Amazon made a big, unexpected, unwelcome announcement this week regarding its Associates (affiliate) Program. Effective Friday the 20th, “creators should not attempt to earn commission from programs outside of Amazon for the same qualifying traffic or using the same affiliate link(s), through manipulation of tags or any other methods to receive duplicate commission from the same customer traffic.” In other words, no more double dipping for affiliates using the Amazon Associates Program along with a seller network such as Archer AffiliatesLevantaPartnerBoost, or Wayward

A seller network generally works by utilizing a marketplace seller’s attribution data on Amazon to identify and credit affiliates for driving external traffic to the seller’s page. Sellers typically receive a credit of about 10% for such traffic, called the Brand Referral Bonus (in the US only), which covers most of a seller’s fees or, in this case, commissions and other fees. Double dipping is thus when a seller network link is attached to an associate’s link for payouts from both the seller and Amazon.

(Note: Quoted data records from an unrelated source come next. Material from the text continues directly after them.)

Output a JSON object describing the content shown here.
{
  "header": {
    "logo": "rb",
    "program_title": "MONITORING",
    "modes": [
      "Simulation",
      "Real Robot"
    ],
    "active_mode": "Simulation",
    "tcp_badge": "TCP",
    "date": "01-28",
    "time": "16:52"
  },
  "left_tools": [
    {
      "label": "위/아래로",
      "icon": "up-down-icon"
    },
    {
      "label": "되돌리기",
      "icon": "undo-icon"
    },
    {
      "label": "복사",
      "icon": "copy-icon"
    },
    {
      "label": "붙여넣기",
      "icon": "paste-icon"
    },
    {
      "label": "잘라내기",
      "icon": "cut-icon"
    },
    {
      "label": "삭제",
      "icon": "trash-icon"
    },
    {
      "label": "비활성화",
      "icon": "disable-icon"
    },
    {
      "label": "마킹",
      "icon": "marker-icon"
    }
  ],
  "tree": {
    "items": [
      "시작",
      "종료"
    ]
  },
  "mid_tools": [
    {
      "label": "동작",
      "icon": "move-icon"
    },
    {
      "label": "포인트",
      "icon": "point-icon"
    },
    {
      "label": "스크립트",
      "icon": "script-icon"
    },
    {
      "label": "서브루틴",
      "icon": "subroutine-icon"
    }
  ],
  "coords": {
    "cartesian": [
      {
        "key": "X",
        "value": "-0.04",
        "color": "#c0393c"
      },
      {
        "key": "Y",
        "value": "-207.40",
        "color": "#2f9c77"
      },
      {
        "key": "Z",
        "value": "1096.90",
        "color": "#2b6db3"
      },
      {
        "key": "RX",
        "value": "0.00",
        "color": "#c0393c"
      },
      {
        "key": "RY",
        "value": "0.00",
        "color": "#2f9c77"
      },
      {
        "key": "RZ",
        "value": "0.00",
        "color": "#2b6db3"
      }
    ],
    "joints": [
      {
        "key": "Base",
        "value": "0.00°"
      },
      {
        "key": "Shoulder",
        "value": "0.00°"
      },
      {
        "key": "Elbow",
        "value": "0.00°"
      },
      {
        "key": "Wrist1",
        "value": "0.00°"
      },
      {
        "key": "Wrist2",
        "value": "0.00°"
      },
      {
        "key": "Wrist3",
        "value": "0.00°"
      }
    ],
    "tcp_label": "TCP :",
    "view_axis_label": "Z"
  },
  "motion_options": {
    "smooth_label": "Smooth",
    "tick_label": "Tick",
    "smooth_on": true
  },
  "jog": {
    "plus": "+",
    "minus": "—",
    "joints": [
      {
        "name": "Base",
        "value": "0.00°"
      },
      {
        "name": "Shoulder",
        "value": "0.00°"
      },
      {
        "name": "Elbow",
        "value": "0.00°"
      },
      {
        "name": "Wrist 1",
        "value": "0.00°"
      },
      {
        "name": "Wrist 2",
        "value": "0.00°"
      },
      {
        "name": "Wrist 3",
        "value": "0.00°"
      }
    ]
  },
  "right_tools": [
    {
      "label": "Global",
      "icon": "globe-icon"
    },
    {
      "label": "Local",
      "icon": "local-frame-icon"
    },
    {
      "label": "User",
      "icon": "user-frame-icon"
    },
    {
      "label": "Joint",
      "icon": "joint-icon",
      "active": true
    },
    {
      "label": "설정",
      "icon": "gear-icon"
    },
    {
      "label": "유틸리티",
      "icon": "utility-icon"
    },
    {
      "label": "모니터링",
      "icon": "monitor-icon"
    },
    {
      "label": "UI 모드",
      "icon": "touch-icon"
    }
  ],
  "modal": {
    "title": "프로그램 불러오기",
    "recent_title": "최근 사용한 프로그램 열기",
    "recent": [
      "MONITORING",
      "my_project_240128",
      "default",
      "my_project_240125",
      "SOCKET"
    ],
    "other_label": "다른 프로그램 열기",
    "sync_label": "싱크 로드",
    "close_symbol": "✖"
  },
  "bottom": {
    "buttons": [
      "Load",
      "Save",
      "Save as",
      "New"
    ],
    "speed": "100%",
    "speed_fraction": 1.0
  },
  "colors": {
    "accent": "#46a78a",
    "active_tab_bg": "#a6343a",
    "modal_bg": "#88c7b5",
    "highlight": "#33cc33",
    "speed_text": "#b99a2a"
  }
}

This is bad news for seller networks. Is it so bad that it means their age has already ended, just after Levanta announced a 20 million dollar raise?

The Case for Growth, or at Least Survival:

Seller networks have not been banned outright, and affiliates are not required to only work with one or the other. Rather, an individual link can no longer attach both together. Seller networks will still be attractive because their commission payouts will, on average, be multiples higher and their cookie durations weeks longer. Publishers will have access to exclusive promotions, paid placements, free products, and advanced tracking. Moreover, seller network relationships are traditional, personal, trust-based, reliable… and unlikely to suddenly change or terminate.

The Case for Decline, or Even Destruction:

Powerhouse publishers may be forced to use direct Amazon links to hit their performance tiers, especially with halo commissions, shifting focus away from seller networks.

Why Did Amazon Do It and Why So Suddenly? 

No statement is likely to be forthcoming, but it presumably means that the numbers pointed this way – perhaps it was too expensive to pay both the commission and bonus. If so, one wonders why Amazon didn’t simply selectively end the bonus? Another explanation is that Amazon wants to push its own Creator Connections tool, which competes with the seller networks. Like Amazon’s Onelink, CC has a poor reputation. 

My own guess is that this new policy will cause real harm without knocking the business model out entirely. The growth of the seller networks has been explosive these last few years and marketplace sellers are highly motivated to nurture direct relationships with publishers. It may even open up an opportunity with Temu, Shein, Walmart, and other marketplaces, especially for products in undifferentiated categories. 

At FMTC, we’re still integrating these networks in our integration queue, and I anticipate we’ll still launch them next year. As Rob Schab from Levanta told me, “We’re confident in the future of this.”